Just as she finds her footing in this strange new world, a dangerous proposition presents itself, and Fabiola soon realizes that freedom comes at a cost. Trapped at the crossroads of an impossible choice, will she pay the price for the American dream?
A story about embarking on a journey to a new country, American Street follows Fabiola Toussaint as she and her mother leave behind their life in Haiti in hopes of a better one in America. But when her mother is detained at customs, Fabiola will have to adapt to life in Detroit on her own. Not ready to give up just yet, Fabiola is willing to do whatever it takes to free her mother, even if that means having to make some tough decisions that will lead her to question whether or not the American Dream is worth it after all.
American Street is a gripping and emotional debut that grabbed my attention from the very first page and I found it impossible to put down my eReader because I needed to know how Fabiola’s journey would end. This book tackles a number of issues relevant to today’s society (like, immigration, drugs use, abuse and family conflicts) in such a realistic manner and that was what made me love this story even more. Nothing was sugar-coated. It’s pure raw emotions on these pages and I felt every word of it. While there are some dark and heavy themes dealt with throughout this book, the rich Haitian culture adds color to this story, helping to lighten the mood and balance the story out. I especially loved that Zoboi included Kreyol dialogue and Vodou faith throughout this book and the fact that she addresses the negative stereotypes associated with Vodou faith.
Fabiola’s spirited personality brings this story to life. She is brave, determined, and has such a big heart. She only wants a better life for her and her mother and that is pretty much the dream most immigrants strive for when they come to America. As an immigrant myself, I related to Fabiola in many ways as she tried to adapt to her new American life. Fabiola is constantly being reminded by her Aunt and cousins to speak “proper English” and that is something my mother did when we first arrived to America and still continues to do so to this very day. Food plays important part of this story as well because for the first few days after Fabiola arrives to America, she talks about how she misses certain food that she ate on a regular basis at home and that is something that was very important to my family when we first came to America. Luckily, I live in a community that is heavily populated by people from the Caribbean so it’s not too hard to find what we need. The secondary characters play no small roles and are very important to this story. Fabiola’s cousins, Chantal, Pri and Donna, are a tight bunch and while they may argue and disagree at times, when it comes to family they have each others back.
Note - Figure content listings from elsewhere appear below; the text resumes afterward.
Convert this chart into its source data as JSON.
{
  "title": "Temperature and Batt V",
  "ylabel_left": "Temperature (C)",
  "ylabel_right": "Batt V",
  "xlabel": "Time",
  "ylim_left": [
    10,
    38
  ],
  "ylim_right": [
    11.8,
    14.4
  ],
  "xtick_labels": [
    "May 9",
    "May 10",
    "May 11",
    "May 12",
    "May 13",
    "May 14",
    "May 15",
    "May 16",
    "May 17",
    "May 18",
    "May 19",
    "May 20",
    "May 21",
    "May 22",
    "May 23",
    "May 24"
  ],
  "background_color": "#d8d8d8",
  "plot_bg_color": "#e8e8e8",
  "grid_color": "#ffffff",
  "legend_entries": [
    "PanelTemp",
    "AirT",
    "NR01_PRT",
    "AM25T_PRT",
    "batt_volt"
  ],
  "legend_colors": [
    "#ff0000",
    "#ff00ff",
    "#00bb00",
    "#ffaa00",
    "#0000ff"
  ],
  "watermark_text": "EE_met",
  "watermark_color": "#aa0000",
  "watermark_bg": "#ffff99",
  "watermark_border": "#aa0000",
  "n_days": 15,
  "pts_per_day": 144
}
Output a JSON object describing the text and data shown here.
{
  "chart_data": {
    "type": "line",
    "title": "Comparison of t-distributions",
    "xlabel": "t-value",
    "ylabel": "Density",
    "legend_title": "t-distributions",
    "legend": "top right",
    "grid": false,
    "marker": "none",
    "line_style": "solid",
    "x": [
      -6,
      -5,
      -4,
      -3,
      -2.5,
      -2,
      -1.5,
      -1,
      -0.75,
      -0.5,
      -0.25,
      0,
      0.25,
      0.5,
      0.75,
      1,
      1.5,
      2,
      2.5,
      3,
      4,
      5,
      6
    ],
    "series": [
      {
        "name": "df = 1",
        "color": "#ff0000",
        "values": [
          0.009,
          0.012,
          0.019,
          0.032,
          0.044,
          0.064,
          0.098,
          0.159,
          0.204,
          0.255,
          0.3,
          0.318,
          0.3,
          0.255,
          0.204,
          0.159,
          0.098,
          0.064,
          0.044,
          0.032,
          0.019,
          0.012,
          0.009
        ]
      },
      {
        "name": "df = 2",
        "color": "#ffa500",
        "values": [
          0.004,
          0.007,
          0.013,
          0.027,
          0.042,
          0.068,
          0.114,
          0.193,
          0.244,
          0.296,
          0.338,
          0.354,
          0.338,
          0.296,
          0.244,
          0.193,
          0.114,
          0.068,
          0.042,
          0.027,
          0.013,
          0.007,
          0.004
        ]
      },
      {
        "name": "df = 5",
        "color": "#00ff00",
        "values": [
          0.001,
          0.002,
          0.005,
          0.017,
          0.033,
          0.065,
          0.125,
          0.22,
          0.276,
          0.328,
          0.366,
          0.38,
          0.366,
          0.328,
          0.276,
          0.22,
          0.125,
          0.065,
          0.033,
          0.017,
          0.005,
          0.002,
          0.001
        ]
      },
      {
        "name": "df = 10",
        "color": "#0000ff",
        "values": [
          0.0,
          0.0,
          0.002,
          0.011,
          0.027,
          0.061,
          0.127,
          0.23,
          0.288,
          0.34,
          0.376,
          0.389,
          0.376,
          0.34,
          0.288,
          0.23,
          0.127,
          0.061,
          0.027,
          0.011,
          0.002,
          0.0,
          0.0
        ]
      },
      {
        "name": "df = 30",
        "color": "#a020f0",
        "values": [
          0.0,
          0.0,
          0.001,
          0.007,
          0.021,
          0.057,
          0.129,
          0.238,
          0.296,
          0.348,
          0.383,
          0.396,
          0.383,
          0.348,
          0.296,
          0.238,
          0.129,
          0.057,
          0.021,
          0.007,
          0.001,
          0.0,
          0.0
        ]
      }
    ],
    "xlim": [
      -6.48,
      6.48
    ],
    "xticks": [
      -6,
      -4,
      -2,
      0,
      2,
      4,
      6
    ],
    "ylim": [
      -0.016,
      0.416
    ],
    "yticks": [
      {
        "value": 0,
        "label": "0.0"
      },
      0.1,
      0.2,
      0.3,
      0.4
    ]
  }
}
The only issue I had with this book was that I wished it had focused just a little more on Fabiola’s mother being detained. We touch upon it in the beginning, but then it is kind of swept aside and not addressed back until the end. The ending of this book had me shook af. Like, I dropped my eReader once all the pieces fell into place because everything ended up coming full circle and I didn’t expect things to go down the way they did.
American Street is a captivating ownvoices debut with amazing characters, rich culture and so much heart. I highly recommend this book to anyone looking to read a story about immigration, Haitian culture, and a girl chasing after the American Dream.